Every bill creates winners and losers. Here's who stands to gain and who bears the cost.

Who Benefits

  • Very small rural communities (population <10,000): The bill guarantees a minimum share of grant dollars will benefit these places, increasing their chance of receiving RISE-funded activities.
  • Regional nonprofits and community partnerships that serve small towns: The broader "industries in the area" framing allows partnerships to propose projects tied to local economic realities rather than meeting strict cluster definitions.
  • Local workforce and small-business assistance providers: The statutory emphasis on funded activities and participating regional partners shifts resources toward direct training, convenings, and technical assistance that these organizations deliver.

Who Bears the Cost

  • USDA Rural Development field and state mission-area offices: The required state concurrence and expanded targeting add administrative workload and potential review responsibilities at the State office level.
  • Grant applicants (regional partnerships): Applicants must demonstrate alignment with new criteria and secure state concurrence, adding application complexity and potentially more time and staff resources.
  • Taxpayers/federal budget: The statute establishes a $50 million-per-year authorization for five years, which increases baseline program outlays compared with an expired authorization absent appropriations offsets.

Key Issues

The Core Tension

The central dilemma is between geographic equity and program impact: lawmakers want to push dollars into very small, often under-resourced places, but concentrating funds in many small localities can reduce economies of scale and measurable regional outcomes; at the same time, requiring state concurrence balances local proposals against statewide priorities but risks diluting local autonomy and slowing awards.

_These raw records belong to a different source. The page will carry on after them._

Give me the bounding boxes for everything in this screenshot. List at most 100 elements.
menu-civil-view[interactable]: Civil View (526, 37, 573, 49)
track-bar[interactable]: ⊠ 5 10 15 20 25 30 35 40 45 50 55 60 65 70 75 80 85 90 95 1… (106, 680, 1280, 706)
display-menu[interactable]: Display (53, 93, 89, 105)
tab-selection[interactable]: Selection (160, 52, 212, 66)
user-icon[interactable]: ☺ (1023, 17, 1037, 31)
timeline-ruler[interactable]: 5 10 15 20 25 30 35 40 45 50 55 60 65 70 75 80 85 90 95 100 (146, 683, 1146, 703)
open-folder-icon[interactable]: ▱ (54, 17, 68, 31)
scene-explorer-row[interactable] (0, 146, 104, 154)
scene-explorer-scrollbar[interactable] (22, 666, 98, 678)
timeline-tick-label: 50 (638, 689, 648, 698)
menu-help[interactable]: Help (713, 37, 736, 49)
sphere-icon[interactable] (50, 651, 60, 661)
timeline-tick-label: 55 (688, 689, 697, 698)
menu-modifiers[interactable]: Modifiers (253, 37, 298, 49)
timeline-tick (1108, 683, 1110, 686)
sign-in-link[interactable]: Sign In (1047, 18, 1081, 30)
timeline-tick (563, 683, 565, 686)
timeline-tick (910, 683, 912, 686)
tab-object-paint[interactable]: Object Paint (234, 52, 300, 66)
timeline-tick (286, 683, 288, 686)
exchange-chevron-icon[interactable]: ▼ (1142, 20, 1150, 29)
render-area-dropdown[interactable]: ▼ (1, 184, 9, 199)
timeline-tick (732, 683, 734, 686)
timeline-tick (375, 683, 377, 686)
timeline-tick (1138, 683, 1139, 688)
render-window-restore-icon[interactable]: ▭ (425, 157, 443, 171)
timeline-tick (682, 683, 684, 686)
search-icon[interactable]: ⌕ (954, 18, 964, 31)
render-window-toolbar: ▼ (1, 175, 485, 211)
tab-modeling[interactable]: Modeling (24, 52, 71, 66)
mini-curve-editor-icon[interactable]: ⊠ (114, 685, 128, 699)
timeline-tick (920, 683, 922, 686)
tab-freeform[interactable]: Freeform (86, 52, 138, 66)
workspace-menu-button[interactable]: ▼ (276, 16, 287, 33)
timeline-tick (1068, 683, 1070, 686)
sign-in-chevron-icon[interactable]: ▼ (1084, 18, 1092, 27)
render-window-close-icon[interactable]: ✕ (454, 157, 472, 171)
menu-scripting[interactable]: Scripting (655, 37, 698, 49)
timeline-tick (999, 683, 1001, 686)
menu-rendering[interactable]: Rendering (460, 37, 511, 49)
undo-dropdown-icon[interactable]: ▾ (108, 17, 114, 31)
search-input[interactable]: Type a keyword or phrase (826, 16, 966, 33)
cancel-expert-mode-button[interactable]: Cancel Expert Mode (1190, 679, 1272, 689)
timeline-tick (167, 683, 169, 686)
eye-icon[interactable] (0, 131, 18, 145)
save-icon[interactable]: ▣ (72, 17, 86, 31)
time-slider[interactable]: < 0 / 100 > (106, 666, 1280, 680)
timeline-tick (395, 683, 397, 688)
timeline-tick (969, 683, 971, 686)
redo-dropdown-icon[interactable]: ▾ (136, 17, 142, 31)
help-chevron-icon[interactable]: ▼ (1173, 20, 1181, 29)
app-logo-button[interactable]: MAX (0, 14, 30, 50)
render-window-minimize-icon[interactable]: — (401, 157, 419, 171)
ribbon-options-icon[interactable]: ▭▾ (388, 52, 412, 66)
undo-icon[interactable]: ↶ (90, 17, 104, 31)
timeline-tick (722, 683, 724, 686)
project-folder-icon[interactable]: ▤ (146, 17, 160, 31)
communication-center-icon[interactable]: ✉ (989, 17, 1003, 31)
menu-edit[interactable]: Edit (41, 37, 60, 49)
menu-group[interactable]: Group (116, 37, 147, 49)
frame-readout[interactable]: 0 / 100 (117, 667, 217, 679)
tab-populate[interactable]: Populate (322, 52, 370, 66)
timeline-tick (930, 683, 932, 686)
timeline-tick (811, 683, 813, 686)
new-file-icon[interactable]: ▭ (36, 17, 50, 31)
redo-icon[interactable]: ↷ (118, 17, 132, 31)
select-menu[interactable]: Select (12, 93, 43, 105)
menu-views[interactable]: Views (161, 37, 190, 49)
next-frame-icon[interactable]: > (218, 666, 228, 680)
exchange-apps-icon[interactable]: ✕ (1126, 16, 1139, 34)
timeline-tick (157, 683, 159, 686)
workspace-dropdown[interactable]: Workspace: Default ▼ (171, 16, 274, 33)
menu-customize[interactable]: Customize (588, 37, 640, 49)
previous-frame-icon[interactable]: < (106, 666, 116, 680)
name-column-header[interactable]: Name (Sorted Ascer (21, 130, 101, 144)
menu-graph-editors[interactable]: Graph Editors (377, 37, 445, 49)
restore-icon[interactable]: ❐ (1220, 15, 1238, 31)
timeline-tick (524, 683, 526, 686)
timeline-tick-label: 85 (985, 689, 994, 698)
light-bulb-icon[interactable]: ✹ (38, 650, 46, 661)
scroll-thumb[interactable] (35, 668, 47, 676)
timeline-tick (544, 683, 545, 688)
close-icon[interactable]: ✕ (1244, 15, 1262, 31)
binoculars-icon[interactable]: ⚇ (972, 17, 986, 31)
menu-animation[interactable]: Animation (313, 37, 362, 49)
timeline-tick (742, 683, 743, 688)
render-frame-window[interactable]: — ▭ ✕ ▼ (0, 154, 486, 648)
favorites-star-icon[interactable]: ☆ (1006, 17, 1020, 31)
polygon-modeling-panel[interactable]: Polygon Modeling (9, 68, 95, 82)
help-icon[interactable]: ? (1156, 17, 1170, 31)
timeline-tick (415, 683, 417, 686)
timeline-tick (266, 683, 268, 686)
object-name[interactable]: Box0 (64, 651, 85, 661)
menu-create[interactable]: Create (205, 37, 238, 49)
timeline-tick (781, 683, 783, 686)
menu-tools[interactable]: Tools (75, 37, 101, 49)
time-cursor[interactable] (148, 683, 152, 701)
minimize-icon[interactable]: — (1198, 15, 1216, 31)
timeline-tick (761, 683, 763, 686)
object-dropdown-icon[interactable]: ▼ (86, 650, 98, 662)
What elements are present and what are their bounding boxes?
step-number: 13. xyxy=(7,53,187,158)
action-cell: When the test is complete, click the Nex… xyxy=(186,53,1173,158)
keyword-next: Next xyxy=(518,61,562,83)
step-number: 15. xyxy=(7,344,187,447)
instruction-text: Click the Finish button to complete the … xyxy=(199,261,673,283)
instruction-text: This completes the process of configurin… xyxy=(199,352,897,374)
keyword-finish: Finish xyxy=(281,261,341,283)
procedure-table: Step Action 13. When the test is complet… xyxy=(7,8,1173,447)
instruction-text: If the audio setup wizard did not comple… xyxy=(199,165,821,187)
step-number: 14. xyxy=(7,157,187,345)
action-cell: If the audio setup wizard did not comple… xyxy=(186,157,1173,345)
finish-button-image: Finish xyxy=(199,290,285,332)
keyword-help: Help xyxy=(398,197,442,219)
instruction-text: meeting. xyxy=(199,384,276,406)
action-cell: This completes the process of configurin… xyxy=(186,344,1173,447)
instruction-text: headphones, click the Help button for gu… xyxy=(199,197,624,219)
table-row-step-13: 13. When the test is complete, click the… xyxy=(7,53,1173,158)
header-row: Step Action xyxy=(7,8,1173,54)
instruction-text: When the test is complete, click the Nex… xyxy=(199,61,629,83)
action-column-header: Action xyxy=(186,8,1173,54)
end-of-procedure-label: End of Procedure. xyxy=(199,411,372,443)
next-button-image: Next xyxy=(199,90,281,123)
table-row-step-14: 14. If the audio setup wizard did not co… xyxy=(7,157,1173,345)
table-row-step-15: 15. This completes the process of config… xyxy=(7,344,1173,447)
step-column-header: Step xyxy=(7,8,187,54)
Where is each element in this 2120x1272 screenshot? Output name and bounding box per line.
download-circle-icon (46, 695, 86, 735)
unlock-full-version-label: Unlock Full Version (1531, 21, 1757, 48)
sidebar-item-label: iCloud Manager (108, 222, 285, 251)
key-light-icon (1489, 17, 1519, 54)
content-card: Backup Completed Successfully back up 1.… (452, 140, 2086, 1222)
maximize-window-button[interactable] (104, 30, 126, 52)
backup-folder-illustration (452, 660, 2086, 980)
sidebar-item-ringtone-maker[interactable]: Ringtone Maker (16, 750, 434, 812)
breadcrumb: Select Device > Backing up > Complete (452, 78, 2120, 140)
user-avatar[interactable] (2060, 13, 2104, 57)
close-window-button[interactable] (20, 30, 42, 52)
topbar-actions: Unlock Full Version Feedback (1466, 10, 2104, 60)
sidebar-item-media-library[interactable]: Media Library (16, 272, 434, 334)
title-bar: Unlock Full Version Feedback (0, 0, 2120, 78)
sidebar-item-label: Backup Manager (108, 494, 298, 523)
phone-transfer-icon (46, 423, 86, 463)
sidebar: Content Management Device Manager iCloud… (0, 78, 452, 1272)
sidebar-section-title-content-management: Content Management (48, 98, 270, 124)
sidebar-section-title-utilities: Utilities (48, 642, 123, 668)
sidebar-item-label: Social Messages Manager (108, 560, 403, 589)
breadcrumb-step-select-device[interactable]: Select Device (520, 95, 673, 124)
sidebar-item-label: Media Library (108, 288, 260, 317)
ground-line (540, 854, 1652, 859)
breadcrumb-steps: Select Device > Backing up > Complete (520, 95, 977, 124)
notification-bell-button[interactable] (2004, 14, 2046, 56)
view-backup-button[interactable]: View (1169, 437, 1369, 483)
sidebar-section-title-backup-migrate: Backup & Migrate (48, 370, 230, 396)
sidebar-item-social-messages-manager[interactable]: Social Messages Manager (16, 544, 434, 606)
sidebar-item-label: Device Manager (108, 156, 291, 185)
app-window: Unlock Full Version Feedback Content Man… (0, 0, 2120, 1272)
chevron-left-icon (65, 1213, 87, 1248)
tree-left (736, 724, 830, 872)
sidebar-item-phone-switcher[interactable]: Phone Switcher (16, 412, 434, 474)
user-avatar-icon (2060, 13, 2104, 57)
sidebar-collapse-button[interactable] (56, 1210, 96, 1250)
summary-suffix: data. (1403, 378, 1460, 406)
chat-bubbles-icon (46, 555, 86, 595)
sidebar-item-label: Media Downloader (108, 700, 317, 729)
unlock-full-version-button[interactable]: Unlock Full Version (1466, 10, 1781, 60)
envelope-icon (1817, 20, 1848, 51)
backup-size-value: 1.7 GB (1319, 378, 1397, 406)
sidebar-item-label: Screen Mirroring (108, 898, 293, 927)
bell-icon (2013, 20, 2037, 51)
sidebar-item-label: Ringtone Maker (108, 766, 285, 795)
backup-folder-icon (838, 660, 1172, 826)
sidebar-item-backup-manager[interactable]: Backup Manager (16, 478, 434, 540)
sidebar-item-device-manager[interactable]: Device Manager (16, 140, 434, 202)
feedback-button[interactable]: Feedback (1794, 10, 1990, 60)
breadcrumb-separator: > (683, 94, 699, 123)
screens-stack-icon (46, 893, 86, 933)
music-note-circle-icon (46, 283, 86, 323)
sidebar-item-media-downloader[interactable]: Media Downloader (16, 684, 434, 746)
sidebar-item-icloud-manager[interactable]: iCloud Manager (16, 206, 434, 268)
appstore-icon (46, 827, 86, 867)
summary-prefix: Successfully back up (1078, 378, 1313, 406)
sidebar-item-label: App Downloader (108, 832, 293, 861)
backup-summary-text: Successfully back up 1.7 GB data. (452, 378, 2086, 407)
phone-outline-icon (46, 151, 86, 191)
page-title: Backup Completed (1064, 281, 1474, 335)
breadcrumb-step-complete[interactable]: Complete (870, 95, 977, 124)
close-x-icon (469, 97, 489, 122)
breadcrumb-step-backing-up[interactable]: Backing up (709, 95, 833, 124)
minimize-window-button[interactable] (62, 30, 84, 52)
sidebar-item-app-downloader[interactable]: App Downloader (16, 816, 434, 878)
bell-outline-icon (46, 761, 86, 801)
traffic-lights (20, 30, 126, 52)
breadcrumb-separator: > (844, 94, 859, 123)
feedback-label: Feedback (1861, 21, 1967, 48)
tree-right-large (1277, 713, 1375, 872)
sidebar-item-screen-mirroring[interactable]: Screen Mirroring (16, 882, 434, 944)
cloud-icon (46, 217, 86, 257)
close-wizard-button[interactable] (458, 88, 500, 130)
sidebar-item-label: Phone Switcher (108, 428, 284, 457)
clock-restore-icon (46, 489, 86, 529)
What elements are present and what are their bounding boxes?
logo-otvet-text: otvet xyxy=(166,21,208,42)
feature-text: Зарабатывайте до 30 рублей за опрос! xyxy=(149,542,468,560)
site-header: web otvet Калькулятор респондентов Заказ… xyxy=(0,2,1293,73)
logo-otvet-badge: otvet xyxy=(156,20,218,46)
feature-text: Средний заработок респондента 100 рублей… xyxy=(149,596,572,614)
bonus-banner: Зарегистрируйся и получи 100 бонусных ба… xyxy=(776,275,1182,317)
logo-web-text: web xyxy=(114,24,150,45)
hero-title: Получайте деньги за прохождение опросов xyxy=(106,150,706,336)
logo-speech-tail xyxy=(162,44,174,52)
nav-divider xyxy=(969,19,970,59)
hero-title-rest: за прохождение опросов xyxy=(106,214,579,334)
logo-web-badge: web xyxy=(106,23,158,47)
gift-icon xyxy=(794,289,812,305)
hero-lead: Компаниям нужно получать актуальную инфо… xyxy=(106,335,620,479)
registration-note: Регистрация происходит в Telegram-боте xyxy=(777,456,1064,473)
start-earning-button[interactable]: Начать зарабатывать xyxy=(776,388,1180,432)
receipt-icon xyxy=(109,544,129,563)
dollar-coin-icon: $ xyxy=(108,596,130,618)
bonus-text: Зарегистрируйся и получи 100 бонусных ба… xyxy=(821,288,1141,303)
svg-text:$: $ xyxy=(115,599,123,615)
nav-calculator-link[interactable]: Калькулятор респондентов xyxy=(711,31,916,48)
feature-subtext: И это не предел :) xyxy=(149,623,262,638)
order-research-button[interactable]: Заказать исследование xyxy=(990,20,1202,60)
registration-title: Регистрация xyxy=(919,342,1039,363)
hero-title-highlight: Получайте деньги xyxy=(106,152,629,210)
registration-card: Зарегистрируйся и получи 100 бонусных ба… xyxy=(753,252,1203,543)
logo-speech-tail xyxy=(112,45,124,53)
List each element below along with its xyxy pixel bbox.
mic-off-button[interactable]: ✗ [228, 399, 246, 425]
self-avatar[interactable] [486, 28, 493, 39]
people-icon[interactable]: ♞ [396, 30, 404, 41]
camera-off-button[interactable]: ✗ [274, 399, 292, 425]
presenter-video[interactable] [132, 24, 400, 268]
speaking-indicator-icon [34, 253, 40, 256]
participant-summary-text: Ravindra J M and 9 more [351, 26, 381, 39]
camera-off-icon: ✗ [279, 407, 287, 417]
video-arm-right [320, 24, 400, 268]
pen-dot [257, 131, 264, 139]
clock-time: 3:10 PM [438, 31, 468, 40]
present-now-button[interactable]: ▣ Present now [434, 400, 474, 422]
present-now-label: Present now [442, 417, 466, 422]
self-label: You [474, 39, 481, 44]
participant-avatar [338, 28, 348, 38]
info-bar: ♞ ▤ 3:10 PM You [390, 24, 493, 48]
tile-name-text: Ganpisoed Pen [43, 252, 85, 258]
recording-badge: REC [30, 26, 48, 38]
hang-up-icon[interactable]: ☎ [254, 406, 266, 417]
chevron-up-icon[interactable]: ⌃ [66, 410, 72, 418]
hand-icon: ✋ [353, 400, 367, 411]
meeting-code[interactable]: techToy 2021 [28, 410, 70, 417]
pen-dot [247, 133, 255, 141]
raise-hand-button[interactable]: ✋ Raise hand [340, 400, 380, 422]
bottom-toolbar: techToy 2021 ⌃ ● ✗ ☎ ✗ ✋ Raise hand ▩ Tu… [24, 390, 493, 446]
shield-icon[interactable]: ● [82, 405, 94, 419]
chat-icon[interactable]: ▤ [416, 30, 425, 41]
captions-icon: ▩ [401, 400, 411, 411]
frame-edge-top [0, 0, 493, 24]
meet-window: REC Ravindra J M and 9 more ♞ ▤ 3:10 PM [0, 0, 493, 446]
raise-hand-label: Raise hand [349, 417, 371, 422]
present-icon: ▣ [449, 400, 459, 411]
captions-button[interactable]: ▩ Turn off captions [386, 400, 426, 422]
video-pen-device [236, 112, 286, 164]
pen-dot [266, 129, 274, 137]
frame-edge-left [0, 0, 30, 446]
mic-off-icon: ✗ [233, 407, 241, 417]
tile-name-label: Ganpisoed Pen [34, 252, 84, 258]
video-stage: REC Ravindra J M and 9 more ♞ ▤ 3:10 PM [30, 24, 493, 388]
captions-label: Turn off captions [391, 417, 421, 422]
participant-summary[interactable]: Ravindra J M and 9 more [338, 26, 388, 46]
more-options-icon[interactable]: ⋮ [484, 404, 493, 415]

The bill intentionally shifts statutory language away from defined "industry clusters" toward looser "industries in the area served by the partnership," which broadens eligible proposals but reduces a clear, comparable metric for reviewers. That trade-off will make it harder to compare applications on a common axis and could complicate evaluation, performance metrics, and follow-on research into program effectiveness.

The state-concurrence requirement inserts a new gatekeeper into the award process. That gives State offices legitimate oversight but raises risks: it can politicize selections, create inconsistent statewide review standards, and produce administrative delays.

The statute does not appropriate additional administrative funding to cover the expanded review responsibilities, so implementation may require internal reallocation at USDA or slower grant cycles.

Finally, the 10% floor for communities under 10,000 improves geographic equity but reduces programmatic flexibility. For example, a high-impact multi-county award that primarily benefits larger rural hubs might have to be scaled back or split to meet the floor.

The statute leaves open how the Secretary will operationalize the floor (competitive set-aside, scoring preference, separate solicitation) and how applicants will prove the geographic reach of their activities.